Much of the prior work on the geography of STDs and HIV has used choropleths (maps that use graded shading or coloring to designate difference in characteristics among predefined areas) to display the occurrence of disease. High concentrations of gonorrhea, for example, in small predefined areas lend validity to the core group hypothesis.6,10,11,14 Zenilman and colleagues13 went beyond choropleths to map and measure the actual distance between persons with gonorrhea and their partners. They demonstrated significantly smaller distances between dyads within core areas of Baltimore compared with noncore areas, reinforcing the importance of local neighborhood and geographic compactness in the dynamics of gonorrhea transmission. In the current study, we have used the same approach to examine distances based on the characteristics of respondents and partnerships (Table 1, Fig. 1) and, because of the available connected components, have been able to plot an actual network in real geographic space.

Our comparison of social and geographic distance reveals the spatial compactness of a highly interactive group whose behaviors presumably placed them at risk for HIV. The focal nature of our sampling scheme (the “stroll”; county STD and maintenance clinics) does not predict a priori that the living quarters of our clients and their contacts would necessarily be in proximity. In addition, such a distribution differs significantly from the average distance between persons in Colorado Springs and from the distribution of the general population in the city. We demonstrate that there are gradients of geographic closeness depending on the type of relationship and the category of respondent. Paying partners of prostitutes are further away than their nonpaying partners. Persons who share sex and needle risk are substantially closer geographically than are couples with a single risk. Women who are the sexual partners of injecting drug users tend to be in close proximity to them. From the analysis of a large connected component derived from our primary respondents, it is clear that people who are at a considerable social distance are nonetheless in the same general geographic space, a circumstance that can promote mixing among persons at risk who are not directly connected. The configuration suggests that those within this group have a high probability of selecting new partners from within the group, an essential feature for maintaining disease endemicity.

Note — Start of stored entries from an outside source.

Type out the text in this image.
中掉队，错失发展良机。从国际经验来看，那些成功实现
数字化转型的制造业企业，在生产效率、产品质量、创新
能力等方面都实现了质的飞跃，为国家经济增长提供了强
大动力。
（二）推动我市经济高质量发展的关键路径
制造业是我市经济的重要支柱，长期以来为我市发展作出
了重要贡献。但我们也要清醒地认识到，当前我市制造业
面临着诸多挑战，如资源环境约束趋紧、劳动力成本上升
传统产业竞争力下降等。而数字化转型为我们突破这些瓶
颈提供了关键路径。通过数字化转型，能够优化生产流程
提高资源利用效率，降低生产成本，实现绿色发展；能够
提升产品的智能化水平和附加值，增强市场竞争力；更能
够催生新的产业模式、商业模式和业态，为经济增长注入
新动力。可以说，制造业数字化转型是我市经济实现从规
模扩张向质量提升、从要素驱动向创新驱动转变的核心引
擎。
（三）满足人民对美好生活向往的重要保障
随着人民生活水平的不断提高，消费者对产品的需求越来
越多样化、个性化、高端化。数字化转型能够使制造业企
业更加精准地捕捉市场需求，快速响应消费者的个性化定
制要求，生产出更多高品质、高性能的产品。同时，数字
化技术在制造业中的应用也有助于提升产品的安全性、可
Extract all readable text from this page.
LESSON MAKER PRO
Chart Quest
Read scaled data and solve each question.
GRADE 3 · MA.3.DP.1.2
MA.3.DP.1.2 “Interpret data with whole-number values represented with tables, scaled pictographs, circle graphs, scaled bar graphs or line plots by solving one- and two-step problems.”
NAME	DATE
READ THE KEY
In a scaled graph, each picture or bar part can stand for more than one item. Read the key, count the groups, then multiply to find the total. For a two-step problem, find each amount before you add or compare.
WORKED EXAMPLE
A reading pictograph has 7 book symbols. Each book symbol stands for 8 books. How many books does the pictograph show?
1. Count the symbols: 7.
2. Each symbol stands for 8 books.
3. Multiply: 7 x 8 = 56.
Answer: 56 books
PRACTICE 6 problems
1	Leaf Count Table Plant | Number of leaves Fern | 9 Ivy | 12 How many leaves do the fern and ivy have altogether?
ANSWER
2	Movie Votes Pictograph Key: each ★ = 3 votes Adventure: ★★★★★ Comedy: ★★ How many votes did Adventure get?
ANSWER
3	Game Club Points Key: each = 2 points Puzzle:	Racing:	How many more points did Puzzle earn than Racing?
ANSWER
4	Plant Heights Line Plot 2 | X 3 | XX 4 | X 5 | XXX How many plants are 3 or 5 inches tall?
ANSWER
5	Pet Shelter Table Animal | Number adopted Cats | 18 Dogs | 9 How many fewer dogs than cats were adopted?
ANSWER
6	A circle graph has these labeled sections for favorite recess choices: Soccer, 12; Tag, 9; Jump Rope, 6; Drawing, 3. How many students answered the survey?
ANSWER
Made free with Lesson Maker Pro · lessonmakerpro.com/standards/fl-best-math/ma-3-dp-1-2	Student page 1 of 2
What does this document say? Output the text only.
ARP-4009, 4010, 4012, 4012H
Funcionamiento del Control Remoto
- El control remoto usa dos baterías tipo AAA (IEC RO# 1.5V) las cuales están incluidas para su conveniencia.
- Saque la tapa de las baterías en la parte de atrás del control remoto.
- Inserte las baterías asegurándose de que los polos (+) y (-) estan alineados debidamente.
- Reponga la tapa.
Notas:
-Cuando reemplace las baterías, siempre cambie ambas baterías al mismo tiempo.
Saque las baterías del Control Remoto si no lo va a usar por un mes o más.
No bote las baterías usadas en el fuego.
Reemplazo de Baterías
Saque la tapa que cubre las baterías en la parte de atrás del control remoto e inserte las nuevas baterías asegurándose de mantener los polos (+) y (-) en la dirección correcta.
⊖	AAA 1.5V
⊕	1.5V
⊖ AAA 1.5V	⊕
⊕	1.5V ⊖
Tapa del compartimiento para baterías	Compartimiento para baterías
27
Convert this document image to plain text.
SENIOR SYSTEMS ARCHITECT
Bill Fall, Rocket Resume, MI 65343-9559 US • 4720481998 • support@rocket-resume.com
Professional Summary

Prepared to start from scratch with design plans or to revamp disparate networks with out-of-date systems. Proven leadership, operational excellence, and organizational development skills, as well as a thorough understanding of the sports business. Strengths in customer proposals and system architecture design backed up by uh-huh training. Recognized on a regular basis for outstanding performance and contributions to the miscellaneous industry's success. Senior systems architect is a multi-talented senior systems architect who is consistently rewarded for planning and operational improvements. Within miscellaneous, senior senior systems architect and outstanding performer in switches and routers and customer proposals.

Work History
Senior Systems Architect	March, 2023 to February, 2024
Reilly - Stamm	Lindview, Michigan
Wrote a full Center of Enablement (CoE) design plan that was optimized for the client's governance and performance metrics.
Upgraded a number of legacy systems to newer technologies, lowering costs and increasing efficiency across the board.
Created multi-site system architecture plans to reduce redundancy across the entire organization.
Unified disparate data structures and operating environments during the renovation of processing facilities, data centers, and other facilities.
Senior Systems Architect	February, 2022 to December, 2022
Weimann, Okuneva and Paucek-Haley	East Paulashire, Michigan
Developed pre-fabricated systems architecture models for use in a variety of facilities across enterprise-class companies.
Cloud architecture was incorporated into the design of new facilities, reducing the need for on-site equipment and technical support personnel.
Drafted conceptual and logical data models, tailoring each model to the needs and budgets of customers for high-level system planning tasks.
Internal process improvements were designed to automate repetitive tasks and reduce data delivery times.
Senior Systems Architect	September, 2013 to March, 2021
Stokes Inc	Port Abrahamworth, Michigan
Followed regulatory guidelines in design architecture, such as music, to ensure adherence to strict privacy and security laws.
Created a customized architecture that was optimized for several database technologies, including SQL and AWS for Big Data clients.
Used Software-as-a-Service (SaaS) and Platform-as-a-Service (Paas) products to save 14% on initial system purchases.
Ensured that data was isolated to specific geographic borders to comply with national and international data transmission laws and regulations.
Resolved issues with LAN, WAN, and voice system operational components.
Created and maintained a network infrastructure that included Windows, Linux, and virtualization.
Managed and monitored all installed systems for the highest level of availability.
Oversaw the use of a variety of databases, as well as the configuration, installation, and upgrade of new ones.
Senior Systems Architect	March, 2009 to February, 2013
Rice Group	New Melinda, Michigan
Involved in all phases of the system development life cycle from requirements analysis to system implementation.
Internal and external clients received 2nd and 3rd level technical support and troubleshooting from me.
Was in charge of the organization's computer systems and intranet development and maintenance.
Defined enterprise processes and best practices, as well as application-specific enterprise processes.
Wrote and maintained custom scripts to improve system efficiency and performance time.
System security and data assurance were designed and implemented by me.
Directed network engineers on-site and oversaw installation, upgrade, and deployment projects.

Such observations are not generalizable, but they do provide a coherent picture of the relative relationship of risk, social connection, and geographic proximity in this group and suggest that geographic distance may be an integral part of some network configurations that can foster transmission of disease. Ethnographic and network descriptions of other inner-city populations, whereas not containing specific geographic information suggest that neighborhoods are bounded, personal mobility is considerable but only within a small geographic space and that risk groups tend to be geographically compact.24–31 The demonstration in this group that the social connections reflect geographic proximity is, at least, a partial proof of principle that deserves further confirmation. Should it prove generalizable, it will be further confirmation of the need for focused, targeted approaches in STD and HIV prevention.

Like many other network features, however, geographic proximity is not fully explanatory. Although substantial compared to a general population, the prevalence of HIV in this group was low (3% of respondents) compared with many other populations that have been studied. We have previously reported that the network position of HIV-positive persons may have mitigated against active transmission within the group,15,20 but a comprehensive understanding of network features and their interaction awaits further elucidation. Continuing advances in geographic information systems and in visualization of networks in real-time and space offer exciting possibilities for understanding disease dynamics.